Probability of error: \(P(error \vert x) = \begin{cases} P(y_1 \vert x), & \text{if decide } y_2 \text{ but } y_1 \text{ is true} \\ P(y_2 \vert x), & \text{if decide } y_1 \text{ but } y_2 \text{ is true} \end{cases}\)
Goal is to minimize error (based on single instance): \(P(error \vert x) = min[P(y_1 \vert x), P(y_2 \vert x)]\)
Minimizing average error: \(P(error) = \int_{-\infty}^{\infty} P(error, x)\,dx = \int_{-\infty}^{\infty} P(error \vert x)p(x)\,dx\)
Generalizing for more classes:
- Feature vector $x = (x1,x2,…,x_d)$ ∈ $R^d$: allow use of more than one feature
- $y1,y2,…,y_c$: finite set of c states of nature, i.e., categories (can be more than two)

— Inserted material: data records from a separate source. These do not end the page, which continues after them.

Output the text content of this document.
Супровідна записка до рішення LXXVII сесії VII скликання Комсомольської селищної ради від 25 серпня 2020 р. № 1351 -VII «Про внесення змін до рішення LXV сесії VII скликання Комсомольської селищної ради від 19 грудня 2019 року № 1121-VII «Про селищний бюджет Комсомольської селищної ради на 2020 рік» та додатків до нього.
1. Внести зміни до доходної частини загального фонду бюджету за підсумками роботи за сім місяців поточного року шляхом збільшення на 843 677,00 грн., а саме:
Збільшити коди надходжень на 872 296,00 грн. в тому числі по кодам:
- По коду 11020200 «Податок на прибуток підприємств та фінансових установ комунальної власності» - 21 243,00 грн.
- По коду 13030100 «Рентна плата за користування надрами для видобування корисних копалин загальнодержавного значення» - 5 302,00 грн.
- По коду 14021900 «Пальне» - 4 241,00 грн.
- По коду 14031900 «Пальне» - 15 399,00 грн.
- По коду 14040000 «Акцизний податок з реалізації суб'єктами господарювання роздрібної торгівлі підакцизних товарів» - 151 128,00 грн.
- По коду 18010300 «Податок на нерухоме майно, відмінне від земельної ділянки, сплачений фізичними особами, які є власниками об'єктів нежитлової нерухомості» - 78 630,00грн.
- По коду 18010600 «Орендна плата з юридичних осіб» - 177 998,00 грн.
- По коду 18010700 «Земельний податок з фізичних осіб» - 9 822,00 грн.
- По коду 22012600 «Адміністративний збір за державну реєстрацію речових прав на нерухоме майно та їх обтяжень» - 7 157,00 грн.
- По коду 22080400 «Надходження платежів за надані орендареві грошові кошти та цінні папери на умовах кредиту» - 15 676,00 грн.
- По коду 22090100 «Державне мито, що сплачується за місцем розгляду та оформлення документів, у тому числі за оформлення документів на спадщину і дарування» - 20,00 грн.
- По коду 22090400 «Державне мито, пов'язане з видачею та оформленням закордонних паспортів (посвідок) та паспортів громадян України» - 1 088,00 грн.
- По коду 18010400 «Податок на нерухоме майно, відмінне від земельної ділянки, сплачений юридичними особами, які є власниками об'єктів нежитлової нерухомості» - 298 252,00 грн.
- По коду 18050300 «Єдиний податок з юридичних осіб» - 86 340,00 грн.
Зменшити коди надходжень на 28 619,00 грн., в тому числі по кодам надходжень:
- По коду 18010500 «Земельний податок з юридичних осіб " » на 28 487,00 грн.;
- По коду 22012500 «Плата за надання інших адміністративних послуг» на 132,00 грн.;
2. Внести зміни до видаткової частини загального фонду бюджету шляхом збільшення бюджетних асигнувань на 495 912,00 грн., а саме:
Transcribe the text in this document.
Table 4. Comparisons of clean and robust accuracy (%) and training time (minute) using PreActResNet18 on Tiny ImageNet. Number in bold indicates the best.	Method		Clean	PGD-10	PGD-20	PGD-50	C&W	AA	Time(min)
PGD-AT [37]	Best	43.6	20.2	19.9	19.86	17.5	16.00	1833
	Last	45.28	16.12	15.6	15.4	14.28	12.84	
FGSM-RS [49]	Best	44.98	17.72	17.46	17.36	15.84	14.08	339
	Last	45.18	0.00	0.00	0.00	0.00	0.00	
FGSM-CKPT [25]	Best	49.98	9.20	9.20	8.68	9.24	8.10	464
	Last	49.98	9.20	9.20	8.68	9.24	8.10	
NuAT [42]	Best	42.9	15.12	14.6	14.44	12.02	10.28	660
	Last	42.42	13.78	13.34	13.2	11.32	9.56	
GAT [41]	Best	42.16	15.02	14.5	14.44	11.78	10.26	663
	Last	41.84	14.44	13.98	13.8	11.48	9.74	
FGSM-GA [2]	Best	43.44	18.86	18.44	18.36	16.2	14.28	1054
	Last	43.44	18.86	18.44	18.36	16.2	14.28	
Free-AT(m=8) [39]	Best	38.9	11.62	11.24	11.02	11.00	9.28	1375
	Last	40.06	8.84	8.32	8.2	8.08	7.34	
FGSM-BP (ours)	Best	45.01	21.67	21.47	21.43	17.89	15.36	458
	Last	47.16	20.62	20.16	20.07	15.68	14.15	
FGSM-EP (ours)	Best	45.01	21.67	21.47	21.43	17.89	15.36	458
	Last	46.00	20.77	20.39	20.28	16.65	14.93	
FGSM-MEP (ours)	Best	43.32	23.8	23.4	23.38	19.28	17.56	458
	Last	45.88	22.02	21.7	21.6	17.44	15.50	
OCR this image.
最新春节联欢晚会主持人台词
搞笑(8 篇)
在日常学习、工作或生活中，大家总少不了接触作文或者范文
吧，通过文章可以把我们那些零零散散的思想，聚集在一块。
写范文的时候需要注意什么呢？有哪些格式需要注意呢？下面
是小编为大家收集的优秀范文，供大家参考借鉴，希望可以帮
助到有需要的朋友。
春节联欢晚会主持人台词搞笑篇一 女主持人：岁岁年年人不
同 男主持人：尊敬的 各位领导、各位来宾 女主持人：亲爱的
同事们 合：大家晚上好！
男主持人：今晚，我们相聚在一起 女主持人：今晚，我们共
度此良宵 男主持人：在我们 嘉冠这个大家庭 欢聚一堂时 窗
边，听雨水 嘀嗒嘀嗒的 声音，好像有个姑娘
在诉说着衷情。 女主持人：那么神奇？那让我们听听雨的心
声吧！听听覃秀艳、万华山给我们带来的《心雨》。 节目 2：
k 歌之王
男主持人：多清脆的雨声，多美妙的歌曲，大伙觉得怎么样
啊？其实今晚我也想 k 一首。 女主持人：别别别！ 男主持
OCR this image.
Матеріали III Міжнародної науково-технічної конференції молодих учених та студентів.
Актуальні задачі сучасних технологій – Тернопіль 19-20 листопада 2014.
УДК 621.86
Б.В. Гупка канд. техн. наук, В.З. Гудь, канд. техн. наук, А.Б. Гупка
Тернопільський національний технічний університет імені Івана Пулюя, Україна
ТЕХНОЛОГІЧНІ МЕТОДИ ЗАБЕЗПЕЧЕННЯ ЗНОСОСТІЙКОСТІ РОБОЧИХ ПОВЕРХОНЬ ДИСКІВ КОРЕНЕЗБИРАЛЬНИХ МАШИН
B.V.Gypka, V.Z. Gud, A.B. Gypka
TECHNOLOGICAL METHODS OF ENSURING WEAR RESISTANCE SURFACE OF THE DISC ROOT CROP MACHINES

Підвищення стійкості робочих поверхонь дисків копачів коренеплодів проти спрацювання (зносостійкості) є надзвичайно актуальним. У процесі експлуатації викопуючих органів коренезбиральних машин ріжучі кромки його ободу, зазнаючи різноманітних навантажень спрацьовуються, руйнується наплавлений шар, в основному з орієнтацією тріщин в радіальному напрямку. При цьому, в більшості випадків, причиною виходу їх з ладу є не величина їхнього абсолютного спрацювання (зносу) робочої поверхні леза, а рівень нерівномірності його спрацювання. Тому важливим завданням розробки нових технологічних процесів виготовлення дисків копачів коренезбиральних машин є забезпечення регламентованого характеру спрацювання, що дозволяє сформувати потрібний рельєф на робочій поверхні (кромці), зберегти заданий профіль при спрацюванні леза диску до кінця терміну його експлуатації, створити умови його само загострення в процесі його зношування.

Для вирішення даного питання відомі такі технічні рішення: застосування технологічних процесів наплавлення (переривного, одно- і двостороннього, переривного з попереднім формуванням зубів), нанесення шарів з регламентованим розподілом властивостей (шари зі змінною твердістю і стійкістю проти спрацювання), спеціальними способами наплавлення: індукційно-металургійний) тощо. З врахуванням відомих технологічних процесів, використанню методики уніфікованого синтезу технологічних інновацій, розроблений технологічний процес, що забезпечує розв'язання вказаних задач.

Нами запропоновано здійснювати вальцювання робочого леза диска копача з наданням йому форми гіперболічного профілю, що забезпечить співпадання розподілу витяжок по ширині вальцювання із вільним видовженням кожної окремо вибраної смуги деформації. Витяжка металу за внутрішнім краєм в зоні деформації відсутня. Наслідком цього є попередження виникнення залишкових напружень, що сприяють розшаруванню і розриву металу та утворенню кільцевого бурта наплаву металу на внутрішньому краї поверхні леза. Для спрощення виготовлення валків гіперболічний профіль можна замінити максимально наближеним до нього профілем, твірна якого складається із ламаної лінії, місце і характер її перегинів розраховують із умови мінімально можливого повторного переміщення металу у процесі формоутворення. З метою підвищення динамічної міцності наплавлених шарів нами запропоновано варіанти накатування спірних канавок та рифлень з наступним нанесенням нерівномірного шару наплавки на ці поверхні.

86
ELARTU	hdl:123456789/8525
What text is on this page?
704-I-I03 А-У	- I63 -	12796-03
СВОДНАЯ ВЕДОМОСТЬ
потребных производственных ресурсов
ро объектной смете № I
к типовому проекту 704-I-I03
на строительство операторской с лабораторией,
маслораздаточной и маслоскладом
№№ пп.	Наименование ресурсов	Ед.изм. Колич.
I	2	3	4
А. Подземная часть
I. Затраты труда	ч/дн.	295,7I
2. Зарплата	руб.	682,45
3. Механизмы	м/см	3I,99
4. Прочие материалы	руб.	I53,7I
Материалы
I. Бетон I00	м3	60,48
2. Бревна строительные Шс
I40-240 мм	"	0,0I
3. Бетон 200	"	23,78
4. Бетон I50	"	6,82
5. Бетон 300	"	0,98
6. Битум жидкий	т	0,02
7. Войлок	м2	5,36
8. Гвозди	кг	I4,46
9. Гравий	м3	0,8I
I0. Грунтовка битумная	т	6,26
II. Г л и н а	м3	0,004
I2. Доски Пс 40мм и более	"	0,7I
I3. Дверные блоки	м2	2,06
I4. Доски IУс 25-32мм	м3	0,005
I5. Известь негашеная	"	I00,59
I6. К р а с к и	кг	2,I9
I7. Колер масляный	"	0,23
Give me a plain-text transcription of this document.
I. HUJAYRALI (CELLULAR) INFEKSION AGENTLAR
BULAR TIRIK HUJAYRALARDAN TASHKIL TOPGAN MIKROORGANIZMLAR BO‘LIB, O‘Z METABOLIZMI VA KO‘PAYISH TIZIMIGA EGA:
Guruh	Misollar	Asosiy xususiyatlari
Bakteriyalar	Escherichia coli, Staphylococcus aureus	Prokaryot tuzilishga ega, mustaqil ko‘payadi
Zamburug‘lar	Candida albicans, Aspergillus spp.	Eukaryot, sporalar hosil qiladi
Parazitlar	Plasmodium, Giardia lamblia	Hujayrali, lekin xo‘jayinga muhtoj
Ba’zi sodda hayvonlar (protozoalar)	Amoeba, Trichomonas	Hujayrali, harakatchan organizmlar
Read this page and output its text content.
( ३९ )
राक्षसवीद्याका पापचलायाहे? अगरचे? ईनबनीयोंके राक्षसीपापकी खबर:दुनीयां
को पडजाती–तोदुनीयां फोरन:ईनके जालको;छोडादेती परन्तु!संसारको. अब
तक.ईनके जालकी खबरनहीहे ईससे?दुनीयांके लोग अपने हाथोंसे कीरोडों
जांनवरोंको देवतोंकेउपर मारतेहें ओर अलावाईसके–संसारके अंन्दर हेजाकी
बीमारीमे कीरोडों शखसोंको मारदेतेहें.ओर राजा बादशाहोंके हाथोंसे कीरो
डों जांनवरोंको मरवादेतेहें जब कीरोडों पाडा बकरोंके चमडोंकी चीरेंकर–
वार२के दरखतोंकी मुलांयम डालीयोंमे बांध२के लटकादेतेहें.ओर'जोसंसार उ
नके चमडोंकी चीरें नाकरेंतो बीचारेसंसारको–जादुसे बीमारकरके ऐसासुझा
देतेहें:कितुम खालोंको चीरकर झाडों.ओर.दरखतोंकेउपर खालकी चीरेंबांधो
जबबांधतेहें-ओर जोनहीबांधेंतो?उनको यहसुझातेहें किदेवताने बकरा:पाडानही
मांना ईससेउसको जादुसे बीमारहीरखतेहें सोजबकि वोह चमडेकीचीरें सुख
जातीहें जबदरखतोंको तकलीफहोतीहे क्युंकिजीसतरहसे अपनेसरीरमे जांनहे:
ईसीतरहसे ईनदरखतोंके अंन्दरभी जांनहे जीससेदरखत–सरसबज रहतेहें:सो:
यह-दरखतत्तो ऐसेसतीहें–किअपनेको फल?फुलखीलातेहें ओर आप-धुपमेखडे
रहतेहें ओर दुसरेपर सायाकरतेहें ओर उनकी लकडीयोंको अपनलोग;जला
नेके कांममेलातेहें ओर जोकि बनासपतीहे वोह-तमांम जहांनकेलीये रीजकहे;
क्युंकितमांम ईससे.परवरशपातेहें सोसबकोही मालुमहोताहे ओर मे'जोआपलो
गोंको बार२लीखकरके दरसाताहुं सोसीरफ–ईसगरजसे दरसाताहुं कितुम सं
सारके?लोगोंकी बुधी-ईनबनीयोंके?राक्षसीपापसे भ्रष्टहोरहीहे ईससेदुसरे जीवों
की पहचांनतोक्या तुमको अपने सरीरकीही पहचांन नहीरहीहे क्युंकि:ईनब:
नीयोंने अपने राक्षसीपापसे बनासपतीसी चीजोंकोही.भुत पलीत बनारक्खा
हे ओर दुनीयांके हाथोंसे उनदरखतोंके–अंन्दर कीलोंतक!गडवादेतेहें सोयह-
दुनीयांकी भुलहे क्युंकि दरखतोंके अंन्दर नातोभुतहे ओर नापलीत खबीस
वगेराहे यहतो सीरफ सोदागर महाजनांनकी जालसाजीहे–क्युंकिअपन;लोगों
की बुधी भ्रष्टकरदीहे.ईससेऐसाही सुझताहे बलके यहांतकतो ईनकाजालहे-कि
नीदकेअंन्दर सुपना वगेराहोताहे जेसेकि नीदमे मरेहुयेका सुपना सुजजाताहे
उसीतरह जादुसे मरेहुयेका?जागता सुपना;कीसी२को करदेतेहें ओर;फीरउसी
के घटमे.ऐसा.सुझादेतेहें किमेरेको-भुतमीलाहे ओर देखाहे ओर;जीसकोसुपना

- $\alpha_1,\alpha_2,…,\alpha_a$: a finite set of possible actions
- $λ(α_i \vert y_i)$: loss function, describes the loss incurred for taking action $\alpha_i$ when state of nature is $y_i$
- $P(y_i)$: prior probability that state of nature is $y_i$
- $p(x \vert yi)$: state conditional probability for $x$
The expected loss, or conditional risk, of taking action $\alpha_i$ is: \(R(\alpha_i\vert x) = \sum_{j=1}^{c} \lambda(\alpha_i\vert y_j)P(y_j \vert x)\)
Choose $\alpha(x)$ that minimizes overall risk:
\(R = \int R(\alpha(x) \vert x)p(x)\,dx\) \(R(\alpha_i \vert x) = \sum_{j=1}^{c} \lambda(\alpha_i \vert y_j)P(y_j \vert x)\) \(\alpha^*=argmin_{\alpha_i}R(\alpha_i \vert x)\)